In Mississippi, data sources tended to conform in different areas for the two main classes. In the delta region, estimates for agricultural land from any one source were, on average, within 10% other sources, but estimates for forested land not within 60% of one another. The pattern was inverted in the rest of the state, where one estimate for agricultural land was within 10% of another for only 38% of the counties and nearly 80% of estimates for forested land were within 15% of another estimate. Agricultural and forested land estimates agreed most often for the 1992 NRI and MRLC datasets, with 27 and 49 counties (33 and 60%) within 15% and 30% of one another for agricultural land, respectively, and 66 and 87 (54 and 71%) for forest estimates. The MRLC and AVHRR agreed least often with only 20 counties within 15% of one another for agricultural land and one county with an MRLC estimate of forested land within 15% of the AVHRR estimate.

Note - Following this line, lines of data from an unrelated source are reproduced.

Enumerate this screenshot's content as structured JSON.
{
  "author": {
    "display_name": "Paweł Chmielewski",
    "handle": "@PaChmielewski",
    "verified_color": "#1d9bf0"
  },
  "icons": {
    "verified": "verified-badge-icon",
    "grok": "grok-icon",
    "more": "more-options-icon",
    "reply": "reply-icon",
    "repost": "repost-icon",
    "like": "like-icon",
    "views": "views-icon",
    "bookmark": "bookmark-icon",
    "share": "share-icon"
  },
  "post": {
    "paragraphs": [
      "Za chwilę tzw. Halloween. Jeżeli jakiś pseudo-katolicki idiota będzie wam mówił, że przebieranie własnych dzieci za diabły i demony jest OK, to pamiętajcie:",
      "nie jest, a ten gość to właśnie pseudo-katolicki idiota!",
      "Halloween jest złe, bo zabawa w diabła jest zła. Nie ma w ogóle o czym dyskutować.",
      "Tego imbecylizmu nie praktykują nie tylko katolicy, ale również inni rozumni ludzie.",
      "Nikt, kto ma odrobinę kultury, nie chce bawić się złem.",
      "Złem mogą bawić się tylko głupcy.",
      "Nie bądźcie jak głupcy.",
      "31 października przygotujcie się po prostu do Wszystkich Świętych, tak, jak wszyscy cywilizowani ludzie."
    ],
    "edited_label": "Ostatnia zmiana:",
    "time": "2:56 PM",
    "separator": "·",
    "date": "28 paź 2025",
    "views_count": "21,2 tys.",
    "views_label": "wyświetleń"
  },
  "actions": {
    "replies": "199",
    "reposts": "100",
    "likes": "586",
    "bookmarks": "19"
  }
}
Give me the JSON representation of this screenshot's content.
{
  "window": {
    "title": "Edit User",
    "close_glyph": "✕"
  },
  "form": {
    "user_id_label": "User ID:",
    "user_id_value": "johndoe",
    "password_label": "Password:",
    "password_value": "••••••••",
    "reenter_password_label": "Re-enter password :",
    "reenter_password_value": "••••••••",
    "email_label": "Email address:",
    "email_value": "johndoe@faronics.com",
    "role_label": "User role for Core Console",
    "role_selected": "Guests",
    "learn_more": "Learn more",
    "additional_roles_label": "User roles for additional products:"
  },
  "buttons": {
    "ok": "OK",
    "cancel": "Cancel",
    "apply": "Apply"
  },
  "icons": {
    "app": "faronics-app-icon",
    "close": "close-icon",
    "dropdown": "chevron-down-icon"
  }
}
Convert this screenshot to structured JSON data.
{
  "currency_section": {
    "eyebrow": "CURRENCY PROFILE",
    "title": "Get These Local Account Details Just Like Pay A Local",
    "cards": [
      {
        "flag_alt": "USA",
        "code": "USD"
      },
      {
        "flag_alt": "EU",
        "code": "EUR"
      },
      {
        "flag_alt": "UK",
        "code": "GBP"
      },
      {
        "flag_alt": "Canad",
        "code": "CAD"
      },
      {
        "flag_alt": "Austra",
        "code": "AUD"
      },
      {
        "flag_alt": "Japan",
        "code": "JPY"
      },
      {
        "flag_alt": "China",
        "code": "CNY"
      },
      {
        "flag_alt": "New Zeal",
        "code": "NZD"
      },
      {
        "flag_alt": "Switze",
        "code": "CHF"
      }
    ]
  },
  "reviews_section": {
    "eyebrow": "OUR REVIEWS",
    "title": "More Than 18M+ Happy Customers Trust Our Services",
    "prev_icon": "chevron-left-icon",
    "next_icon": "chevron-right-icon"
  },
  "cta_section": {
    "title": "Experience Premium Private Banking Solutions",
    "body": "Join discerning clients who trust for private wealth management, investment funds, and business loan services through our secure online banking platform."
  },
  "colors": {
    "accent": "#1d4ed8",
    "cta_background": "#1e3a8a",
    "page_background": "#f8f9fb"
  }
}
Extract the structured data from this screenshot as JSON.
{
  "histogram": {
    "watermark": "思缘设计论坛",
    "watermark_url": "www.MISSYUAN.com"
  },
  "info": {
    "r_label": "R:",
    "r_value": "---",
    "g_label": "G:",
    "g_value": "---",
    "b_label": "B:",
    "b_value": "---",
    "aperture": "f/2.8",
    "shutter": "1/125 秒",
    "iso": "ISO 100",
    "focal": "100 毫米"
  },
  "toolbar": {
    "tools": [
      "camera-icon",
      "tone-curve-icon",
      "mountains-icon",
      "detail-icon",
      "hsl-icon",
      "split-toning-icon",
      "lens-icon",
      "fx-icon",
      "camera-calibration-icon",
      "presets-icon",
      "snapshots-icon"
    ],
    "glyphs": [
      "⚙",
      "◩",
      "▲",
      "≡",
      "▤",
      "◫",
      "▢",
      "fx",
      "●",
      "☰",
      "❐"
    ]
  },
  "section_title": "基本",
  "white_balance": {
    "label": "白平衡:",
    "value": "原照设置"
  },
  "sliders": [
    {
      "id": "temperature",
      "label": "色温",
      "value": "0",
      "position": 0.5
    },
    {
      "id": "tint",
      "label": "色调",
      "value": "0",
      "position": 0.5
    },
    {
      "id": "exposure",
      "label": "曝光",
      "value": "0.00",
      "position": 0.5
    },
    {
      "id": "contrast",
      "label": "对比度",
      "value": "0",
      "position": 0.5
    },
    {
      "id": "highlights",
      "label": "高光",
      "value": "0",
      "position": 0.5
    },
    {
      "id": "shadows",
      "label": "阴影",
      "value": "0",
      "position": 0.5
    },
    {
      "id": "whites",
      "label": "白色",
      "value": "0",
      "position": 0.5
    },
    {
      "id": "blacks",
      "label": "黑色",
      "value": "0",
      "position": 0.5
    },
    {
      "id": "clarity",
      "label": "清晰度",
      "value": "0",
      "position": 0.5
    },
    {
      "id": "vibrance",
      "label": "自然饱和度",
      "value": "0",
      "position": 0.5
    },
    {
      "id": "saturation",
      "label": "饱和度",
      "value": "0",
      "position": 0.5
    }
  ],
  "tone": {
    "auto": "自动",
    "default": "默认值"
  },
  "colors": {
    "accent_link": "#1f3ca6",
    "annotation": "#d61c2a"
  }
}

Only 24% of counties had one data source within 15% of another for agricultural land in Nebraska, and nearly two-thirds of that agreement was between the 1992 NRI and AVHRR. Rangeland area estimates from one source were within 15% of those from another source for only eight counties. Estimates of forested land in Virginia were similar for different data sources, with 23% of estimates within 15% of another estimate and 76% within 30%. Most (95%) estimates from the 1992 NRI and the MRLC datasets were within 30% of one another. Coincidence between data sets was most common in the more mountainous MLRAs where, according to the 1992 NRI, forested land covered an average of 60% of the area.